Die Folgen von Vorurteilen
Vorurteile sind gefährlich. Sie können für Konflikte und Anspannungen im Team führen und unser alltägliches Zusammenleben erschweren. Von den schädlichen Auswirkungen lesen wir täglich in den Medien, Fremdenhass und Feindlichkeit gegenüber anderen Religionen können ernste Konsequenzen, basierend auf Vorurteilen. Drei typische Verhaltensweisen, entstehend aus Vorurteilen, sind:
Missverständnisse
„Wie kann die das unterstützen? Das verstehe ich nicht.“
Menschen verhalten sich anders, als man selbst.
Selbst-Illusion
„Ich habe Recht!“
Wir nehmen eine egozentrische Perspektive ein, die eigenen Werte und Verhalten sind das Beste für alle.
Wertetyrannei
„Ich erkläre dir jetzt mal, wie du das machen musst!“
Wir überzeugen und reden, beeinflussen und belehren. Wir versuchen, unsere eigenen Werte anderen „überzustülpen“ und deren Verhalten zu verändern
Wie können Sie es besser machen? 7 Tipps gegen Vorurteile
Damit Sie künftig entspannter und konfliktfreier durch Ihren (Arbeits-)Alltag steuern, ist es wichtig, sich dieser Wahrnehmungsfehler bewusst zu sein. Vor allem als Führungskraft ist es Ihre Aufgabe, die Bedürfnisse und Werte Ihrer Mitarbeitenden zu verstehen, um diese einfacher motivieren zu können und Spannungen im Team aufzulösen.
- Geben Sie sich und anderen Menschen Zeit. Beobachten Sie andere zunächst genau und lernen Sie sie besser kennen. So vermeiden Sie vorschnelle Urteile.
- Machen Sie sich stets bewusst, dass jeder Mensch unterschiedliche Werte, Motive und Interessen hat.
- Wenn Sie meinen, sich einen Eindruck von Ihrem Gegenüber gebildet zu haben, hinterfragen Sie diesen lieber noch einmal. Folgende Fragen helfen Ihnen dabei: Wie haben Sie diesen Eindruck gebildet und aufgrund wovon? Erinnert Sie diese Person an jemanden? Welche Bedeutung hat das Äußere der Person auf Sie?
- Ihnen ist eine Person sympathisch? Achten Sie darauf, keine rosarote Brille zu tragen. Ihnen ist eine Person unsympathisch? Suchen Sie bewusst nach Kriterien, die diese erste Einschätzung widerlegen.
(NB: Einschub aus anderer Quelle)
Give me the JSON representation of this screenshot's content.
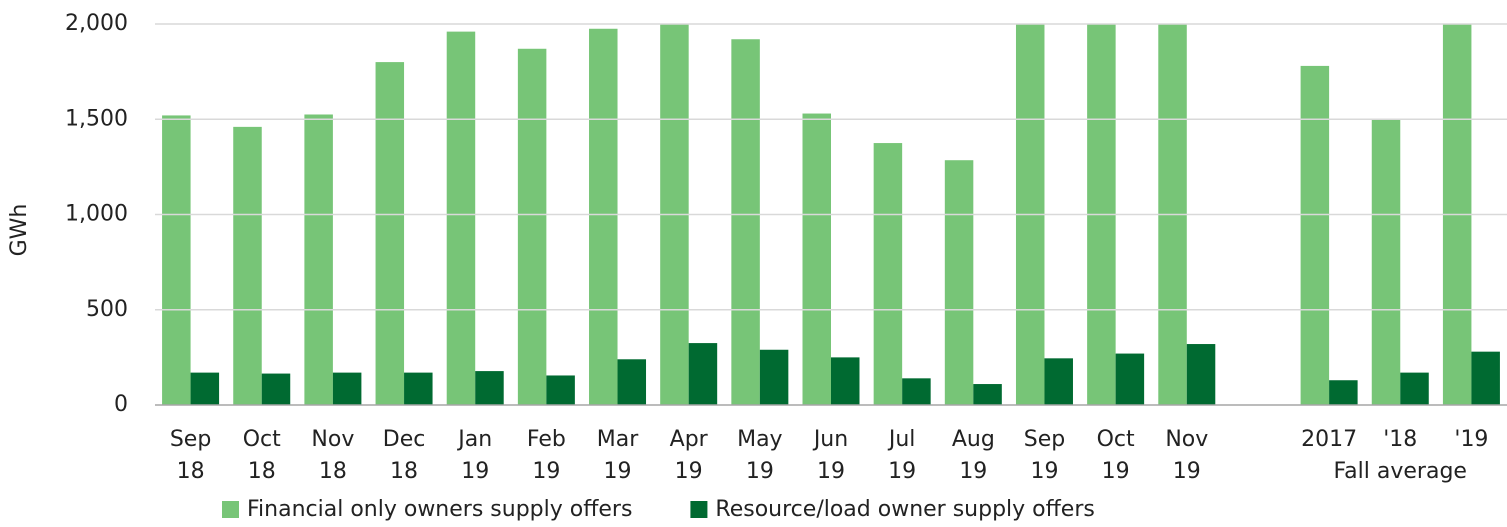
{
  "chart_data": {
    "type": "bar",
    "y_label": "GWh",
    "categories": [
      [
        "Sep",
        "18"
      ],
      [
        "Oct",
        "18"
      ],
      [
        "Nov",
        "18"
      ],
      [
        "Dec",
        "18"
      ],
      [
        "Jan",
        "19"
      ],
      [
        "Feb",
        "19"
      ],
      [
        "Mar",
        "19"
      ],
      [
        "Apr",
        "19"
      ],
      [
        "May",
        "19"
      ],
      [
        "Jun",
        "19"
      ],
      [
        "Jul",
        "19"
      ],
      [
        "Aug",
        "19"
      ],
      [
        "Sep",
        "19"
      ],
      [
        "Oct",
        "19"
      ],
      [
        "Nov",
        "19"
      ],
      null,
      [
        "2017"
      ],
      [
        "'18"
      ],
      [
        "'19"
      ]
    ],
    "group_label": "Fall average",
    "series": [
      {
        "name": "Financial only owners supply offers",
        "color": "#77c577",
        "values": [
          1520,
          1460,
          1525,
          1800,
          1960,
          1870,
          1975,
          2000,
          1920,
          1530,
          1375,
          1285,
          2000,
          2000,
          2000,
          null,
          1780,
          1500,
          2000
        ]
      },
      {
        "name": "Resource/load owner supply offers",
        "color": "#006a31",
        "values": [
          170,
          165,
          170,
          170,
          178,
          155,
          240,
          325,
          290,
          250,
          140,
          110,
          245,
          270,
          320,
          null,
          130,
          170,
          280
        ]
      }
    ],
    "ylim": [
      0,
      2000
    ],
    "yticks": [
      0,
      {
        "value": 500,
        "label": "500"
      },
      {
        "value": 1000,
        "label": "1,000"
      },
      {
        "value": 1500,
        "label": "1,500"
      },
      {
        "value": 2000,
        "label": "2,000"
      }
    ],
    "grid": true,
    "legend": "bottom"
  }
}
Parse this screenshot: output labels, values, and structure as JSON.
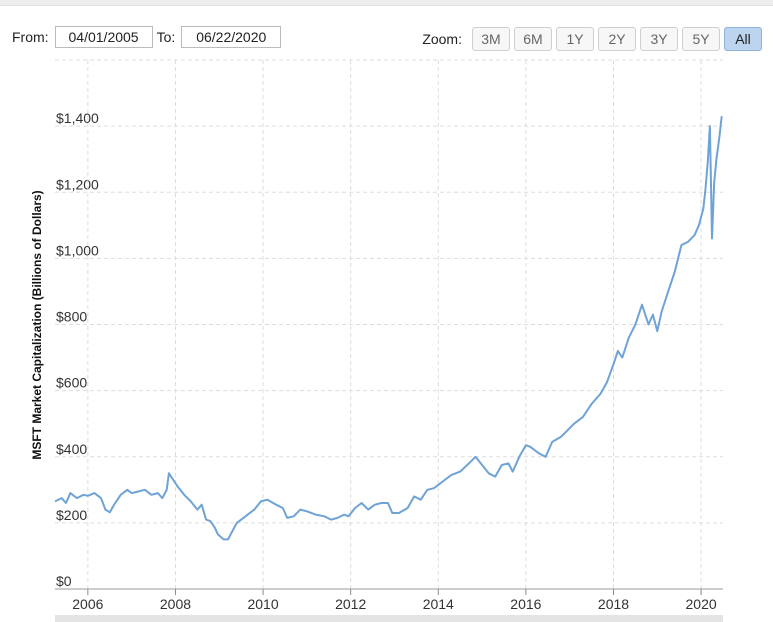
{
  "range": {
    "from_label": "From:",
    "from_value": "04/01/2005",
    "to_label": "To:",
    "to_value": "06/22/2020"
  },
  "zoom": {
    "label": "Zoom:",
    "buttons": [
      "3M",
      "6M",
      "1Y",
      "2Y",
      "3Y",
      "5Y",
      "All"
    ],
    "active": "All"
  },
  "colors": {
    "line": "#6fa3d6",
    "grid": "#dddddd"
  },
  "chart_data": {
    "type": "line",
    "ylabel": "MSFT Market Capitalization (Billions of Dollars)",
    "xlim": [
      2005.25,
      2020.5
    ],
    "ylim": [
      0,
      1600
    ],
    "yticks": [
      0,
      200,
      400,
      600,
      800,
      1000,
      1200,
      1400
    ],
    "ytick_labels": [
      "$0",
      "$200",
      "$400",
      "$600",
      "$800",
      "$1,000",
      "$1,200",
      "$1,400"
    ],
    "xticks": [
      2006,
      2008,
      2010,
      2012,
      2014,
      2016,
      2018,
      2020
    ],
    "xtick_labels": [
      "2006",
      "2008",
      "2010",
      "2012",
      "2014",
      "2016",
      "2018",
      "2020"
    ],
    "grid": true,
    "series": [
      {
        "x": [
          2005.25,
          2005.4,
          2005.5,
          2005.6,
          2005.75,
          2005.9,
          2006.0,
          2006.15,
          2006.3,
          2006.4,
          2006.5,
          2006.6,
          2006.75,
          2006.9,
          2007.0,
          2007.15,
          2007.3,
          2007.45,
          2007.6,
          2007.7,
          2007.8,
          2007.85,
          2007.95,
          2008.05,
          2008.2,
          2008.35,
          2008.5,
          2008.6,
          2008.7,
          2008.8,
          2008.9,
          2008.97,
          2009.1,
          2009.2,
          2009.4,
          2009.6,
          2009.8,
          2009.95,
          2010.1,
          2010.3,
          2010.45,
          2010.55,
          2010.7,
          2010.85,
          2011.0,
          2011.2,
          2011.4,
          2011.55,
          2011.7,
          2011.85,
          2011.95,
          2012.1,
          2012.25,
          2012.4,
          2012.55,
          2012.7,
          2012.85,
          2012.95,
          2013.1,
          2013.3,
          2013.45,
          2013.6,
          2013.75,
          2013.9,
          2014.1,
          2014.3,
          2014.5,
          2014.7,
          2014.85,
          2015.0,
          2015.15,
          2015.3,
          2015.45,
          2015.6,
          2015.7,
          2015.85,
          2016.0,
          2016.1,
          2016.3,
          2016.45,
          2016.6,
          2016.8,
          2016.95,
          2017.1,
          2017.3,
          2017.5,
          2017.7,
          2017.85,
          2018.0,
          2018.1,
          2018.2,
          2018.35,
          2018.5,
          2018.65,
          2018.8,
          2018.9,
          2019.0,
          2019.1,
          2019.25,
          2019.4,
          2019.55,
          2019.7,
          2019.85,
          2019.95,
          2020.05,
          2020.1,
          2020.15,
          2020.2,
          2020.25,
          2020.3,
          2020.35,
          2020.42,
          2020.47
        ],
        "y": [
          265,
          275,
          260,
          290,
          275,
          285,
          282,
          290,
          275,
          240,
          232,
          255,
          285,
          300,
          290,
          295,
          300,
          285,
          290,
          275,
          300,
          350,
          330,
          310,
          285,
          265,
          240,
          255,
          210,
          205,
          185,
          165,
          150,
          150,
          200,
          220,
          240,
          265,
          270,
          255,
          245,
          215,
          220,
          240,
          235,
          225,
          220,
          210,
          215,
          225,
          220,
          245,
          260,
          240,
          255,
          260,
          260,
          230,
          230,
          245,
          280,
          270,
          300,
          305,
          325,
          345,
          355,
          380,
          400,
          375,
          350,
          340,
          375,
          380,
          355,
          400,
          435,
          430,
          410,
          400,
          445,
          460,
          480,
          500,
          520,
          560,
          590,
          625,
          680,
          720,
          700,
          760,
          800,
          860,
          800,
          830,
          780,
          840,
          900,
          960,
          1040,
          1050,
          1070,
          1100,
          1150,
          1210,
          1290,
          1400,
          1060,
          1230,
          1300,
          1370,
          1430
        ]
      }
    ]
  }
}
Denn somit öffnen Sie sich bewusst für ein neues Urteil.
- Akzeptieren Sie, dass nicht nur Ihre Sichtweise die einzig richtige ist. Vielmehr gibt es mehr als eine Wahrheit.
- Berücksichtigen Sie bei jeder Kommunikation die Perspektive des anderen. Legen Sie öfters Ihre eigene Brille ab und machen Sie sich der Brille des anderen bewusst.
- Extra-Tipp: Vor allem, wenn Ihnen der Kontakt mit einer Person sehr schwer fällt, fragen Sie sich vor Meetings, Telefonaten oder Treffen: „Was schätze ich an dieser Person?“ Sammeln Sie drei bis fünf Eigenschaften, die Sie an Ihrem Gegenüber achten. Sie werden merken, dass Sie nicht nur positiver und entspannter in das Gespräch gehen, sondern sich auch für neue Perspektiven auf den eigentlich ungeliebten Menschen einlassen.